Karya ini diterbitkan atas izin NovelToon J18, isi konten hanyalah pandangan pribadi pembuatnya, tidak mewakili NovelToon sendiri
Teman Baru di Kelas
Murid Baru yang Pemalu
Hari itu, suasana kelas 5 SD Harapan Jaya terasa lebih riuh dari biasanya. Murid-murid sedang asyik mengobrol sebelum jam pelajaran dimulai, sampai tiba-tiba pintu kelas terbuka, dan Ibu Yani, wali kelas mereka, masuk dengan senyum di wajahnya. Semua murid langsung duduk dengan tenang, penasaran apa yang akan disampaikan oleh Ibu Yani kali ini.
"Anak-anak, hari ini kita kedatangan teman baru di kelas. Ayo kita sambut dengan baik, ya," kata Ibu Yani.
Semua murid berbisik-bisik dengan penuh rasa penasaran. Tomo, yang duduk di barisan tengah, langsung bersemangat. "Wah, seru nih, ada murid baru!" bisiknya kepada Joni yang duduk di sebelahnya.
Lina, yang duduk di depan Tomo, ikut mengangguk. "Aku penasaran dia orangnya kayak gimana."
Tomo sudah bersiap untuk menyapa dengan penuh semangat, tapi ketika pintu kelas terbuka, seorang anak laki-laki dengan tubuh mungil dan kepala tertunduk masuk dengan perlahan. Langkahnya pelan, seolah-olah takut menarik perhatian.
"Ini Deni, teman baru kalian," kata Ibu Yani sambil tersenyum. "Ayo, Deni, kenalkan dirimu kepada teman-teman."
Deni, dengan wajah merah padam, hanya menatap lantai. "Na-nama aku Deni," katanya dengan suara pelan yang nyaris tidak terdengar. Ia menundukkan kepalanya lebih dalam, terlihat sangat canggung.
Tomo yang duduk di belakang merasa kasihan melihat Deni. "Wah, dia kelihatan pemalu banget, ya," bisik Tomo pada dirinya sendiri.
"Eh, Deni, kamu duduk di sebelah Tomo ya," kata Ibu Yani sambil menunjuk bangku kosong di samping Tomo.
Deni berjalan pelan menuju tempat duduknya sambil masih menunduk. Semua murid menatapnya dengan rasa ingin tahu. Sementara itu, Tomo tersenyum lebar, sudah memikirkan berbagai cara untuk bisa membuat Deni merasa nyaman. "Tenang aja, aku pasti bisa bikin dia jadi lebih percaya diri!" pikirnya dengan penuh semangat.
---
Tomo Membantu (Atau Malah Merepotkan)
Saat pelajaran dimulai, Tomo terus mencuri pandang ke arah Deni. Dia tampak gugup sepanjang waktu, hanya menulis sedikit di buku catatannya, dan sering kali berhenti lama setiap kali mencoba menjawab soal yang diberikan Ibu Yani.
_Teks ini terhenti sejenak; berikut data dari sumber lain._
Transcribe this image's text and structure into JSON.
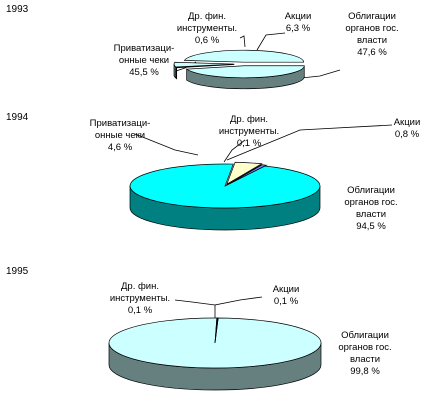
{
  "chart_data": [
    {
      "type": "pie",
      "title": "1993",
      "categories": [
        "Облигации органов гос. власти",
        "Акции",
        "Др. фин. инструменты.",
        "Приватизаци-онные чеки"
      ],
      "values": [
        47.6,
        6.3,
        0.6,
        45.5
      ],
      "labels": [
        {
          "lines": [
            "Облигации",
            "органов гос.",
            "власти",
            "47,6 %"
          ]
        },
        {
          "lines": [
            "Акции",
            "6,3 %"
          ]
        },
        {
          "lines": [
            "Др. фин.",
            "инструменты.",
            "0,6 %"
          ]
        },
        {
          "lines": [
            "Приватизаци-",
            "онные чеки",
            "45,5 %"
          ]
        }
      ],
      "colors": [
        "#ccffff",
        "#ccffff",
        "#ccffff",
        "#ccffff"
      ]
    },
    {
      "type": "pie",
      "title": "1994",
      "categories": [
        "Облигации органов гос. власти",
        "Акции",
        "Др. фин. инструменты.",
        "Приватизаци-онные чеки"
      ],
      "values": [
        94.5,
        0.8,
        0.1,
        4.6
      ],
      "labels": [
        {
          "lines": [
            "Облигации",
            "органов гос.",
            "власти",
            "94,5 %"
          ]
        },
        {
          "lines": [
            "Акции",
            "0,8 %"
          ]
        },
        {
          "lines": [
            "Др. фин.",
            "инструменты.",
            "0,1 %"
          ]
        },
        {
          "lines": [
            "Приватизаци-",
            "онные чеки",
            "4,6 %"
          ]
        }
      ],
      "colors": [
        "#00ffff",
        "#8080ff",
        "#ffffff",
        "#ffffcc"
      ]
    },
    {
      "type": "pie",
      "title": "1995",
      "categories": [
        "Облигации органов гос. власти",
        "Акции",
        "Др. фин. инструменты."
      ],
      "values": [
        99.8,
        0.1,
        0.1
      ],
      "labels": [
        {
          "lines": [
            "Облигации",
            "органов гос.",
            "власти",
            "99,8 %"
          ]
        },
        {
          "lines": [
            "Акции",
            "0,1 %"
          ]
        },
        {
          "lines": [
            "Др. фин.",
            "инструменты.",
            "0,1 %"
          ]
        }
      ],
      "colors": [
        "#ccffff",
        "#ccffff",
        "#ccffff"
      ]
    }
  ]
}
Tomo berpikir keras, mencoba menemukan cara untuk membuat Deni merasa lebih nyaman. "Aku harus ngajak dia ngobrol. Mungkin kalau kita ngobrol, dia nggak akan terlalu canggung lagi," gumam Tomo pelan.
Ketika bel istirahat berbunyi, Tomo langsung berdiri dan menepuk bahu Deni dengan antusias. "Hei, Deni! Ayo ke kantin bareng aku!"
Deni terkejut dan menatap Tomo dengan mata membesar. "Eh, ke kantin?" tanyanya dengan suara kecil.
"Iya, dong! Aku traktir es teh deh, biar kamu semangat!" kata Tomo sambil tersenyum lebar, tanpa sadar suaranya terlalu keras sehingga menarik perhatian beberapa teman lainnya.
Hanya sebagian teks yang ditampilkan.